Like Disqus I guess. Hopefully though with the magic incentive alignment about who is the product in a better place.

That said in Wordpress you spend zero devops time, and get comments and decent spam filtering options. You also don't need users to have a social account.

> [Bluesky] can't easily be taken over by an authoritarian billionaire creep

It definitely can. Bluesky is not as decentralised as you think.

https://dustycloud.org/blog/how-decentralized-is-bluesky/

  • A lot's changed since 2024. The decentralization primitives were always in place, but now they're being actively used. Hosting your own PDS is quite viable if you're tech-inclined, or check out Blacksky.

    There's also rumors that the W European social network launched a few days ago is built on ATProto.

[flagged]

  • Could you please stop posting unsubstantive comments and flamebait? You've unfortunately been doing it repeatedly. It's not what this site is for, and destroys what it is for.

    If you wouldn't mind reviewing https://news.ycombinator.com/newsguidelines.html and taking the intended spirit of the site more to heart, we'd be grateful.

  • In 2026? And you host/manage it yourself rather than deferring that to a major platform that wants to monetise your words?

    Yeah, well, you kind of are special.

Everyone has different needs. I run tech tutorials so I need:

(*) the entire post, not a excerpt and link to another platform

(*) long posts - posts need to be the size of stack overflow questions

(*) code blocks - it's a tech questions, posters need to be able to post code

(*) screenshots - posters need to be able to post pictures of what's wrong.
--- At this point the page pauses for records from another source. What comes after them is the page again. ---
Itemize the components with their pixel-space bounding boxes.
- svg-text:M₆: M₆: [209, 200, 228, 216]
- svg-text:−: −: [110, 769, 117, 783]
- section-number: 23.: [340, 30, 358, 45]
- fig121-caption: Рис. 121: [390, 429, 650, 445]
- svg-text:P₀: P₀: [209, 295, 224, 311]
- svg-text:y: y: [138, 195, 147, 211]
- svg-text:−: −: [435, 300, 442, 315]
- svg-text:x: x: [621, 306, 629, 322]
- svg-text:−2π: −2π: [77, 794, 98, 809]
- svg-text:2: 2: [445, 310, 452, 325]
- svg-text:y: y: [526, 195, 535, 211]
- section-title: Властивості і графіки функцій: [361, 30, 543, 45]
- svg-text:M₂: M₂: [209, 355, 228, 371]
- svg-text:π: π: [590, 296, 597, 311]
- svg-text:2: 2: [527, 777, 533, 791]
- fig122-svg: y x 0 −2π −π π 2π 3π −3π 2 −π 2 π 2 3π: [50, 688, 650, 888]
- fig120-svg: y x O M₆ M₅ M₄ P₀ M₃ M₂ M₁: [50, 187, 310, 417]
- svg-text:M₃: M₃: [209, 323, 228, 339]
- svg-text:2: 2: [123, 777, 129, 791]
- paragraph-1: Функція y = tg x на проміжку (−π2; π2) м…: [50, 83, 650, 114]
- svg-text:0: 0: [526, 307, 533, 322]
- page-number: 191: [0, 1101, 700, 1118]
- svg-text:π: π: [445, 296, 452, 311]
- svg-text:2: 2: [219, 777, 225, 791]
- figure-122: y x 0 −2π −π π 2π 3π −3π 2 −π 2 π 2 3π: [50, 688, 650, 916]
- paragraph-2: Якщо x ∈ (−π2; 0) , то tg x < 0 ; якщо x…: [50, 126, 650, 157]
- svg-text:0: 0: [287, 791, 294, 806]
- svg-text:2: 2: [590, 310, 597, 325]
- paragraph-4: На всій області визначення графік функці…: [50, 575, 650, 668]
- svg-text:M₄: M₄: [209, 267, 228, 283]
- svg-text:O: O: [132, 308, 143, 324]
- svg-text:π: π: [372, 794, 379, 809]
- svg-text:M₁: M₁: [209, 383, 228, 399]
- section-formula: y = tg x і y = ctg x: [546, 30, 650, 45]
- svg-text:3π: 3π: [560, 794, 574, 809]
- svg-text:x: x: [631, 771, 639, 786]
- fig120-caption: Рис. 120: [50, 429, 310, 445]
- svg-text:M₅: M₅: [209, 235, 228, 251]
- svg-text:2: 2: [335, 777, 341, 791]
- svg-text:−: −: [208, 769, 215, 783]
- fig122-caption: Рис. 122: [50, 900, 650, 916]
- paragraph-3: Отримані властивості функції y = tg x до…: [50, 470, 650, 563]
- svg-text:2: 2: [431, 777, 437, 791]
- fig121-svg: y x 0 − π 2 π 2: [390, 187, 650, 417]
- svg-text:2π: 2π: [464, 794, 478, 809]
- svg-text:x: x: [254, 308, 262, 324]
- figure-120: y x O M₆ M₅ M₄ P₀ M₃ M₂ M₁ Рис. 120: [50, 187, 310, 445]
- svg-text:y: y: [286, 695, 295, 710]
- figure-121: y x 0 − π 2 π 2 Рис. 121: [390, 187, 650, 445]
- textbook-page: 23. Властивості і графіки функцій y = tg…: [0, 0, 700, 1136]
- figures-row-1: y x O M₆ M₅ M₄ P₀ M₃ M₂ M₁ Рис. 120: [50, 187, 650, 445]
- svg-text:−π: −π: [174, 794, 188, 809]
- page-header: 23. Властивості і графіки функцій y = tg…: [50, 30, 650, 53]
(*) serving a static site - I don't want to run a server so a script with an iframe is best. Though it would be nice if they had a message protocol for sizing.

(*) good a blocking/dealing with spam - it should be good at blocking spam. It should be easy to deal with 1000 spam messages should it ever happen. If I have to manually delete them one at a time then no.

(*) free - haha. the stuff I write is open source. I don't want to have to pay on top of my time.

(*) a sustainable business model - not sure what this means except my impression of things like giscus is they either require a server (see above), or they're running the service at a loss so it will probably eventually die.

(*) editable by mod - the posts need to be useful to other users and often posters mis-format

I don't use anything related to github because I expect github will eventually disallow this. I would consider using github if github itself offered the service. Github has one of the best UIs for tech question IMO. Markdown, drag and drop images, drag and drop video, large message size.

I use disqus because even though it sucks, it mostly checks all of those boxes. It's worst part is code blocks. It supports them but they are hard to use.

I looked into things like giscus and utterance. They both require a server or you trusting that they'll run theirs forever. They also use that ludicris "Act on your behalf" BS github permissions system.

> There are other services that could be used for this purpose instead. Notably, I could embed replies from the social media formerly known as Twitter.

Twitter split into x, bluesky, and truthsocial. By picking one, you now allow comments from only 1/3 of your readers. Maybe that's intentional, a sort of ad hoc political filter or gate. But I think it's noteworthy.

  • Doesn’t Twitter make you pay an exorbitant fee for accessing their API? At least BlueSky is free to access anything on the AT Protocol.

    • Yep, the free tier only gives you 100 reads per month, and the cheapest paid tier is $200 per month.

  • Firstly, the idea that "1/3" of people went to truthsocial is laughable.

    Readers are free to create accounts on whichever platforms they choose, in order to follow you. And publishes are free to choose which platforms they endorse.

    Notably, of the three mentioned, ATProto is by far the most open and extensible protocol, and less subject to the whims of an addled billionaire.